At the opening-night performance of the Unicorn Theatre’s Hedwig and the Angry Inch, a pudgy man in orchestra right felt compelled to repeatedly speak to actor Rick Hammerly’s title character. It wasn’t heckling, exactly, but what started as bothersome became pathological. Hammerly handled it with aplomb, finally hurling at him, “Fag!” It didn’t help much, but it broke some of the tension. In the seat next to him, KCUR 89.3 on-air personality Kim Noble all but crawled under her seat, hoping people wouldn’t think he was with her.
A week prior, at a Sunday matinee of Aida at New York’s Palace Theatre, four separate incidents within my proximity made me lament the days when boorish audience members merely smelled. One row in front of me and to the left, a younger woman of Asian origin translated much of the show for her older companion, while directly ahead a twenty-something male whipped out his cellular phone, turned on its glaring green face, and checked his messages. Behind me, a petulant teenage girl kicked the back of my seat at least 10 times. But the worst offender was the schlubby tourist behind and to the left who chomped on Corn Nuts or some other very loud snack throughout the entire second act.
In Kansas City, New York, or anywhere else, I almost expect talking during the overture and the unwrapping of candies — both of which were to the immediate right of Kansas City native Becky Barta at a performance of Jane Eyre in New York City. Barta said of the woman later, “And then she said, ‘Can you imagine someone bringing a pager into the theater?'”
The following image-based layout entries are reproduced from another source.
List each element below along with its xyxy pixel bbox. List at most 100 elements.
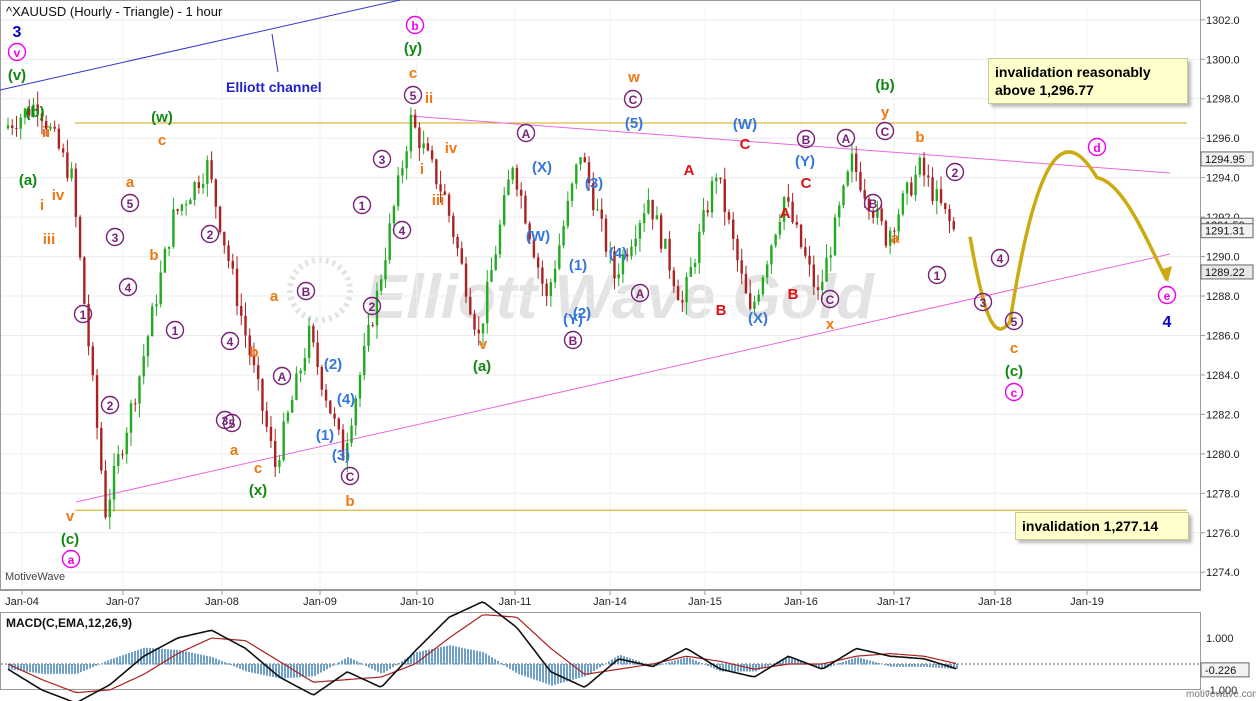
macd-histogram-bar xyxy=(584,664,586,677)
candle-body xyxy=(744,273,748,294)
candle-body xyxy=(396,175,400,207)
macd-histogram-bar xyxy=(134,650,136,665)
candle-body xyxy=(248,335,251,356)
macd-histogram-bar xyxy=(833,664,835,666)
macd-histogram-bar xyxy=(203,655,205,665)
candle-body xyxy=(409,114,413,152)
macd-histogram-bar xyxy=(158,648,160,665)
wave-label: v xyxy=(14,46,21,60)
candle-body xyxy=(715,177,718,182)
wave-label: w xyxy=(627,69,640,86)
wave-label: 3 xyxy=(13,24,22,41)
macd-histogram-bar xyxy=(608,661,610,665)
wave-label-circle xyxy=(820,289,840,309)
candle-body xyxy=(888,230,892,246)
candle-body xyxy=(833,217,837,256)
macd-histogram-bar xyxy=(857,657,859,665)
macd-histogram-bar xyxy=(713,664,715,669)
macd-panel-frame xyxy=(0,612,1201,690)
macd-histogram-bar xyxy=(953,664,955,669)
wave-label: (3) xyxy=(332,447,350,464)
wave-label: (b) xyxy=(875,77,894,94)
wave-label: c xyxy=(158,132,166,149)
wave-label: B xyxy=(802,133,811,147)
macd-histogram-bar xyxy=(479,651,481,665)
wave-label: C xyxy=(801,175,812,192)
candle-body xyxy=(74,168,78,217)
candle-body xyxy=(668,238,671,271)
candle-body xyxy=(952,221,955,230)
macd-histogram-bar xyxy=(425,650,427,665)
candle-body xyxy=(358,375,362,399)
candle-body xyxy=(218,206,222,232)
candle-body xyxy=(948,209,951,222)
macd-histogram-bar xyxy=(698,661,700,665)
candle-body xyxy=(252,355,256,366)
macd-histogram-bar xyxy=(509,664,511,669)
macd-histogram-bar xyxy=(347,657,349,665)
wave-label-circle xyxy=(1004,311,1024,331)
candle-body xyxy=(876,208,879,218)
candle-body xyxy=(57,128,61,149)
candle-body xyxy=(486,281,489,324)
macd-histogram-bar xyxy=(497,660,499,665)
macd-histogram-bar xyxy=(230,664,232,666)
macd-histogram-bar xyxy=(515,664,517,673)
macd-histogram-bar xyxy=(308,664,310,677)
candle-body xyxy=(842,185,845,206)
macd-histogram-bar xyxy=(314,664,316,676)
macd-histogram-bar xyxy=(188,652,190,665)
wave-label-circle xyxy=(105,227,125,247)
candle-body xyxy=(11,125,14,128)
macd-histogram-bar xyxy=(77,664,79,674)
candle-body xyxy=(265,410,268,427)
candle-body xyxy=(384,260,387,280)
candle-body xyxy=(498,224,502,255)
macd-histogram-bar xyxy=(395,664,397,666)
candle-body xyxy=(740,260,743,274)
macd-histogram-bar xyxy=(128,653,130,665)
candle-body xyxy=(532,239,536,258)
candle-body xyxy=(337,418,341,430)
candle-body xyxy=(863,190,866,199)
wave-label: a xyxy=(126,174,135,191)
macd-histogram-bar xyxy=(122,655,124,665)
invalidation-upper-line-2: above 1,296.77 xyxy=(995,82,1094,98)
macd-histogram-bar xyxy=(371,664,373,669)
macd-histogram-bar xyxy=(401,661,403,665)
macd-histogram-bar xyxy=(245,664,247,672)
macd-histogram-bar xyxy=(791,657,793,665)
price-tag xyxy=(1200,264,1254,280)
macd-histogram-bar xyxy=(272,664,274,678)
macd-histogram-bar xyxy=(152,648,154,665)
date-tick-label: Jan-08 xyxy=(205,596,239,608)
macd-histogram-bar xyxy=(350,658,352,665)
wave-label: i xyxy=(420,161,424,178)
chart-title: ^XAUUSD (Hourly - Triangle) - 1 hour xyxy=(6,4,223,19)
macd-histogram-bar xyxy=(599,664,601,668)
macd-histogram-bar xyxy=(851,658,853,665)
macd-histogram-bar xyxy=(284,664,286,679)
macd-histogram-bar xyxy=(485,653,487,665)
candle-body xyxy=(536,257,540,268)
macd-histogram-bar xyxy=(797,659,799,665)
candle-body xyxy=(927,175,930,178)
candle-body xyxy=(511,167,514,180)
date-tick-label: Jan-14 xyxy=(593,596,627,608)
macd-histogram-bar xyxy=(191,652,193,665)
candle-body xyxy=(83,257,86,304)
macd-histogram-bar xyxy=(908,664,910,667)
macd-histogram-bar xyxy=(755,664,757,672)
macd-histogram-bar xyxy=(830,664,832,667)
candle-body xyxy=(443,191,447,195)
macd-histogram-bar xyxy=(377,664,379,672)
macd-histogram-bar xyxy=(248,664,250,673)
price-tick-label: 1280.0 xyxy=(1206,449,1240,461)
macd-histogram-bar xyxy=(413,653,415,665)
wave-label: a xyxy=(68,553,75,567)
price-tick-label: 1288.0 xyxy=(1206,291,1240,303)
macd-histogram-bar xyxy=(341,660,343,665)
macd-histogram-bar xyxy=(410,655,412,665)
macd-histogram-bar xyxy=(320,664,322,673)
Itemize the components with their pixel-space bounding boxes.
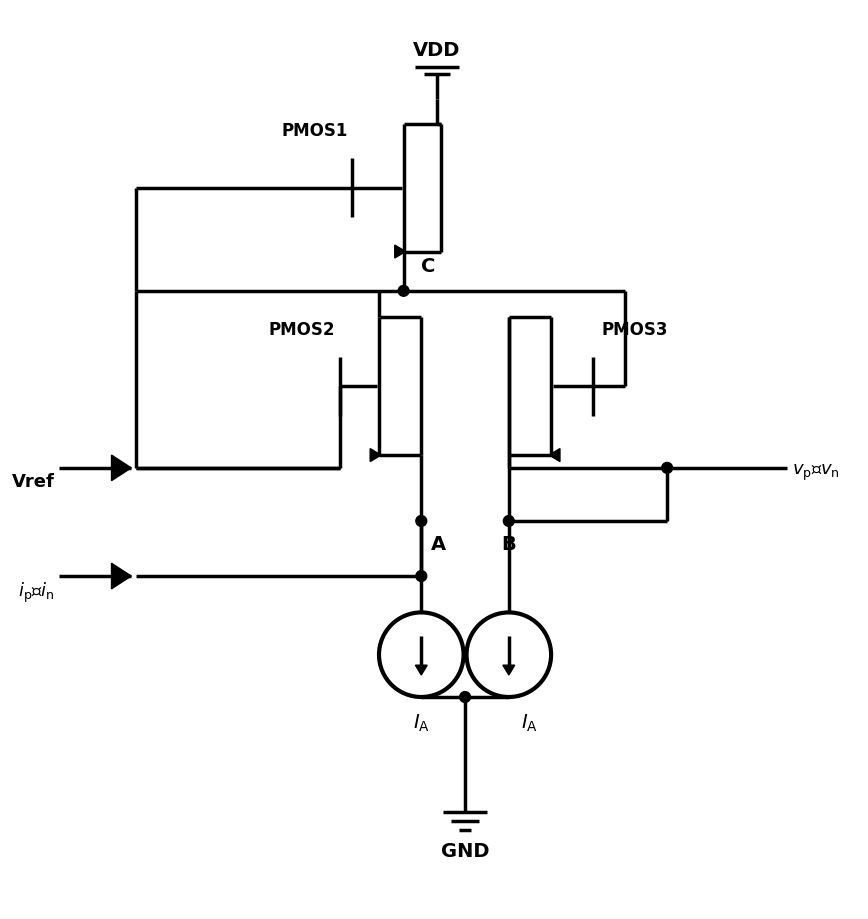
Polygon shape	[503, 665, 515, 675]
Text: $i_\mathrm{p}$或$i_\mathrm{n}$: $i_\mathrm{p}$或$i_\mathrm{n}$	[18, 581, 55, 605]
Text: Vref: Vref	[11, 472, 55, 491]
Text: $I_\mathrm{A}$: $I_\mathrm{A}$	[521, 713, 537, 734]
Circle shape	[398, 286, 409, 296]
Text: PMOS1: PMOS1	[281, 122, 347, 141]
Circle shape	[460, 692, 470, 702]
Polygon shape	[549, 448, 560, 461]
Text: PMOS3: PMOS3	[602, 321, 667, 339]
Text: $v_\mathrm{p}$或$v_\mathrm{n}$: $v_\mathrm{p}$或$v_\mathrm{n}$	[792, 462, 840, 482]
Circle shape	[503, 516, 514, 527]
Circle shape	[416, 571, 427, 582]
Text: GND: GND	[441, 842, 490, 860]
Polygon shape	[370, 448, 381, 461]
Polygon shape	[395, 245, 405, 258]
Text: VDD: VDD	[413, 40, 461, 60]
Circle shape	[661, 462, 673, 473]
Text: $I_\mathrm{A}$: $I_\mathrm{A}$	[413, 713, 430, 734]
Polygon shape	[416, 665, 427, 675]
Text: B: B	[501, 535, 516, 554]
Text: C: C	[421, 257, 436, 276]
Polygon shape	[111, 455, 131, 481]
Polygon shape	[111, 563, 131, 589]
Text: A: A	[431, 535, 446, 554]
Circle shape	[416, 516, 427, 527]
Text: PMOS2: PMOS2	[268, 321, 335, 339]
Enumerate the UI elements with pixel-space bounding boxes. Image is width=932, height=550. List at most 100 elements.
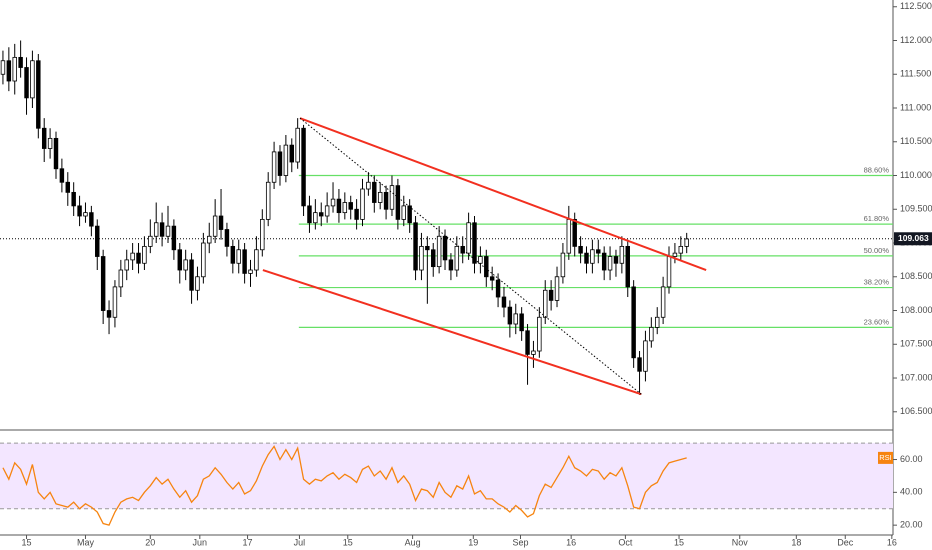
fib-label: 50.00% (864, 246, 890, 255)
x-tick-label: Dec (837, 537, 854, 547)
candle-body (30, 60, 35, 99)
candle-body (442, 235, 448, 261)
rsi-line (2, 445, 687, 526)
candle-body (507, 306, 513, 325)
candle-body (283, 144, 289, 176)
candle-body (77, 205, 82, 217)
x-tick-label: 18 (791, 537, 801, 547)
candle-body (95, 225, 100, 257)
candle-body (543, 289, 548, 318)
candle-body (307, 205, 312, 224)
candle-body (301, 127, 306, 207)
candle-body (666, 256, 672, 288)
candle-body (183, 259, 188, 271)
candle-body (236, 249, 241, 264)
candle-body (148, 235, 153, 247)
candle-body (672, 252, 678, 257)
trendline (262, 269, 642, 396)
candle-body (189, 259, 194, 291)
candle-body (248, 269, 253, 274)
candle-body (590, 249, 595, 264)
candle-body (513, 313, 518, 325)
candle-body (643, 340, 648, 372)
candle-body (631, 286, 636, 359)
candle-body (460, 245, 465, 254)
candle-body (271, 151, 277, 183)
candle-body (572, 218, 577, 247)
candle-body (407, 205, 412, 224)
candle-body (548, 289, 554, 301)
trendline (299, 117, 707, 271)
candle-body (354, 208, 359, 220)
candle-body (466, 222, 471, 254)
candle-body (53, 137, 59, 170)
candle-body (637, 357, 642, 372)
candle-body (36, 60, 41, 129)
candle-body (24, 67, 29, 99)
fib-label: 23.60% (864, 317, 890, 326)
x-tick-label: Sep (512, 537, 528, 547)
candle-body (59, 168, 65, 183)
candle-body (136, 252, 141, 264)
candle-body (218, 215, 224, 230)
candle-body (242, 249, 247, 274)
rsi-tick-label: 60.00 (900, 454, 923, 464)
candle-body (537, 316, 542, 352)
candle-body (454, 245, 460, 271)
fib-label: 88.60% (864, 165, 890, 174)
candle-body (118, 269, 124, 288)
fib-label: 61.80% (864, 214, 890, 223)
candle-body (207, 235, 212, 244)
candle-body (395, 185, 401, 220)
candle-body (649, 326, 654, 342)
x-tick-label: 15 (22, 537, 32, 547)
candle-body (212, 215, 218, 237)
candle-body (124, 259, 129, 271)
candle-body (289, 144, 294, 163)
rsi-tick-label: 20.00 (900, 520, 923, 530)
candle-body (106, 310, 112, 318)
candle-body (660, 286, 666, 318)
candle-body (431, 249, 436, 268)
candle-body (230, 245, 236, 264)
y-tick-label: 111.500 (900, 69, 931, 79)
candle-body (260, 218, 265, 251)
x-tick-label: Nov (732, 537, 749, 547)
candle-body (619, 245, 625, 264)
candle-body (613, 256, 619, 264)
y-tick-label: 107.500 (900, 339, 932, 349)
y-tick-label: 106.500 (900, 406, 932, 416)
candle-body (165, 225, 171, 237)
candle-body (100, 256, 106, 311)
fib-label: 38.20% (864, 278, 890, 287)
y-tick-label: 111.000 (900, 102, 931, 112)
y-tick-label: 110.000 (900, 170, 932, 180)
candle-body (484, 256, 489, 278)
candle-body (372, 181, 377, 203)
candle-body (419, 245, 424, 271)
x-tick-label: Aug (405, 537, 421, 547)
candle-body (531, 350, 536, 355)
candle-body (360, 188, 365, 220)
candle-body (472, 222, 477, 264)
rsi-label-box (878, 451, 893, 464)
candle-body (277, 151, 283, 176)
candle-body (336, 198, 342, 214)
last-price-box (894, 232, 932, 246)
candle-body (566, 218, 572, 254)
rsi-band (0, 443, 893, 509)
rsi-label: RSI (879, 453, 892, 462)
y-tick-label: 108.000 (900, 305, 932, 315)
candle-body (18, 56, 23, 68)
candle-body (324, 205, 330, 217)
candle-body (41, 127, 47, 149)
candle-body (47, 137, 53, 149)
y-tick-label: 112.500 (900, 1, 932, 11)
candle-body (654, 316, 660, 328)
candle-body (448, 259, 454, 271)
candle-body (554, 276, 560, 301)
candle-body (83, 212, 88, 217)
candle-body (501, 296, 507, 308)
candle-body (142, 245, 147, 264)
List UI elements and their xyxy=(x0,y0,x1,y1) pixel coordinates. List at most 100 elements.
Thinking nothing could surprise me, I was wrong. At a matinee of The Full Monty, a Bela Lugosi lookalike two rows ahead loudly exclaimed during one of the show’s raunchier numbers, “This is Broadway?” And then we saw what had temporarily shut down his inhibitions: a pint of scotch or whiskey he was swilling out of a paper bag. And you thought pretheater cocktails stopped in the lobby.